What are my options if I am the guarantor and the other roommate is not paying the rent?

3 Replies

I have a situation where I am the guarantor of the lease but my roommate is not paying the rent this month and wants to leave early what are my options as far as going after them?

@Alexander Mattson

Is the lease in your roommate's name and you guaranteed it?  Or is the lease in your name and you rented out a room?  If the former, there's likely not a lot you can do, as the landlord will look to you for payment and if you elect not to pay then it will negatively impact your credit.  If the latter, and you have paperwork, you might be able to take the individual to small claims court, though if your lease prohibiting you from renting out rooms then it might get thrown out due to the intentional violation.

Any time a person guarantees or co-signs (whether a lease, an auto loan, student loan, etc.), the individual needs to be ready to make the payments (remaining and any already past due).  There's a reason why the guarantee was required... the other individual was an unacceptable credit risk and couldn't qualify on their own.  As the guarantor, you've essentially lent out your credit quality for the other individual.

I agree with  @Michele Fischer ... focus on finding a replacement roommate ASAP to help stop the extra drain on your cash flow and then focus on what steps you can take, if any, against your former roommate.

Disclaimer: I'm not an attorney and nothing above should be construed as legal advice.  :)

Originally posted by @Alexander Mattson :

I have a situation where I am the guarantor of the lease but my roommate is not paying the rent this month and wants to leave early what are my options as far as going after them?

 You'll have to pay the rent to keep yourself off any eviction reports and to protect your own credit and references.
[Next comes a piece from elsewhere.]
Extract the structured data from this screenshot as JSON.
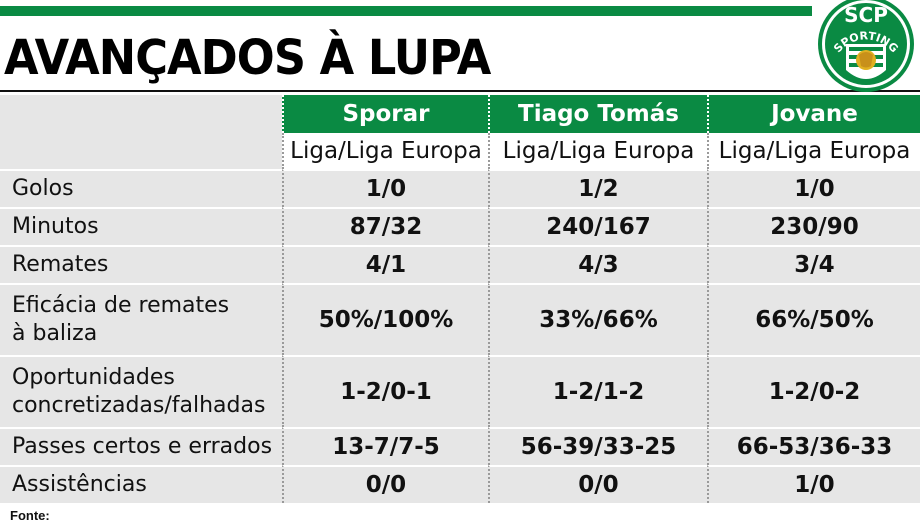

As far as the roomie, you have a few options:

1. Sue them in small claims court for money owed to you for all rent owed to the end of the lease;

2. File a claim with a collection agency, which you can do even if you don't go to court and get a judgment.  Google "landlord collection agency," and you'll see a few options.  One of them will simply charge you a flat fee to send one collection letter and then report the debt to all three bureaus, and the collection will show as a debt to a landlord.  If you are the main leaseholder and this roommate pays rent to you, you are his/her landlord.

3. Sue them, and if they don't pay, then send it to collections.

Depending on what state you live in, you may be required to try to find another tenant asap, using reasonable means (called the duty to mitigate damages).  In that case, you can only charge them rent until you find a new tenant.  But you can charge them rent until you start receiving rent again, and any other associated fees and advertising costs.